We often talk about love as if it’s the easiest thing in the world to give. Take a gander at any internet meme, or any semi-moral blogger and you’ll see beautifully designed graphics with sentiments like “Spread kindness around like confetti.” As if it’s easy for us to deny our thirst for vengeance, our penchant for glory and grab hold of grace and humility instead. Love is the most expensive thing we’ll ever have to give and yet, we perpetuate the myth that it comes naturally – that it costs nothing. The greatest lie this generation will believe is that love is free.
In our defense, it seems simple. After all, how hard is it to treat people nicely? To offer a smile, an encouragement, or to simply refrain from saying anything at all? But love is much more than being nice. Love demands that we offer ourselves wholly and without contempt, even and especially when people don’t deserve it. Love is the conscious release of power, the intended denial of self. It is the slow and deliberate death of our desires, our rights, and our safety for the desires, rights, and safety of someone else. It is a sacrifice. A laying down of our lives for our friends (John 15:13). Don’t you see? The recipe for a better world is calling, inadvertently, for our execution.

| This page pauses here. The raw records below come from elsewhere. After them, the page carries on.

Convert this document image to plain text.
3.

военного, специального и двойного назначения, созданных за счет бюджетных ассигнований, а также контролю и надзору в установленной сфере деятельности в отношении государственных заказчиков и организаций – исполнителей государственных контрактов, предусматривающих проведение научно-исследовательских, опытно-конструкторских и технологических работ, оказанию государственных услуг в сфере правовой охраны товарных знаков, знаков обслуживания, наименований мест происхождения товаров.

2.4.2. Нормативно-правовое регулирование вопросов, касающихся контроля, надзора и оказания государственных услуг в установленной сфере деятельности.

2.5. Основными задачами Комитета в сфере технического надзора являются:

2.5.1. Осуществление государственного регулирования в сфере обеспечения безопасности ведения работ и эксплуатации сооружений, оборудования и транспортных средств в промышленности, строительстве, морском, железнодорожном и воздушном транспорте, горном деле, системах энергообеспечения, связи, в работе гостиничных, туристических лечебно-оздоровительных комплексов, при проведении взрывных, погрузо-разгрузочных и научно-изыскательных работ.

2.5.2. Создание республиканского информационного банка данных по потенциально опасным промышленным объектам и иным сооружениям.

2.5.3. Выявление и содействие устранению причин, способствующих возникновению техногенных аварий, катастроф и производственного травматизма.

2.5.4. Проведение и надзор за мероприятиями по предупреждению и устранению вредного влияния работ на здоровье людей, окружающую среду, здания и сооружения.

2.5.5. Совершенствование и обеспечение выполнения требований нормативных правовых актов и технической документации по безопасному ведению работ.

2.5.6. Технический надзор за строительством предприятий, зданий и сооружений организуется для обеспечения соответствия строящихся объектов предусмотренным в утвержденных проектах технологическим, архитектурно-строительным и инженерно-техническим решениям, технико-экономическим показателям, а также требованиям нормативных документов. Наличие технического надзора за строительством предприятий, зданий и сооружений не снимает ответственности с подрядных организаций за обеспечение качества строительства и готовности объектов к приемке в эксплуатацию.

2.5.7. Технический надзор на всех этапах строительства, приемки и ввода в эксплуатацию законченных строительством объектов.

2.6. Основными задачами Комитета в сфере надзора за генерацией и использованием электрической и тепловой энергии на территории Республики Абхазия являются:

We die to ourselves because love, like any other sacrifice, is an intentional loss of something we treasure on behalf of somebody else. But can we be honest with each other, here? What about that sounds appealing to you? When I hear the word “execution” my immediate reaction is to run for my life. I don’t want to die. I don’t want to deny myself an evening of guilty pleasures so I can labor on behalf of anyone except me. I don’t want to say no to something fun to love my friends through what is so obviously not a crisis. I don’t want to have to stop hating someone who really rubs me the wrong way and work toward a friendship instead. So why do we do it? Why would we approach the gallows not just willingly, but with joy in our hearts? Why would anyone ever volunteer to die?
The answer, of course, is because we met grace: the man come to set us free.
At one point, we were this man’s mortal enemy. Despite his goodness and his mission, we gloried in our rebellion against his kingdom. We were happy to break his laws, unapologetic in mocking his name, and overjoyed to see him suffer. We were so far from choosing God, that he had to come down from his throne and choose us instead. He saw us smitten with sin, dancing in our graves and gave us grace for condemnation. He settled death’s accounts by offering his life in our place. He came for us – denied himself all the way through his crucifixion in order that we might live. We die to our indwelling sin because we want to live – because we get to live. Death is no longer our master and this, Church, is our great liberation.
We are hard pressed to barter for love when it comes expensive and without applause. Nevertheless we are urged – commanded, even – to give ourselves up for our friends. We forget our pursuits and our desires in view of God’s mercy and chase after that which will benefit our neighbors, whatever the price. We let Christ reign in our hearts and crown our enemies with love. It will cost us a fortune but hear me when I say that the well of riches is deep, the heart of life is everlasting, and death is but a doorway to the greatest gift of all.
Because it’s only there, in the very place we lay down our lives, that we find them: wholly new and utterly alive.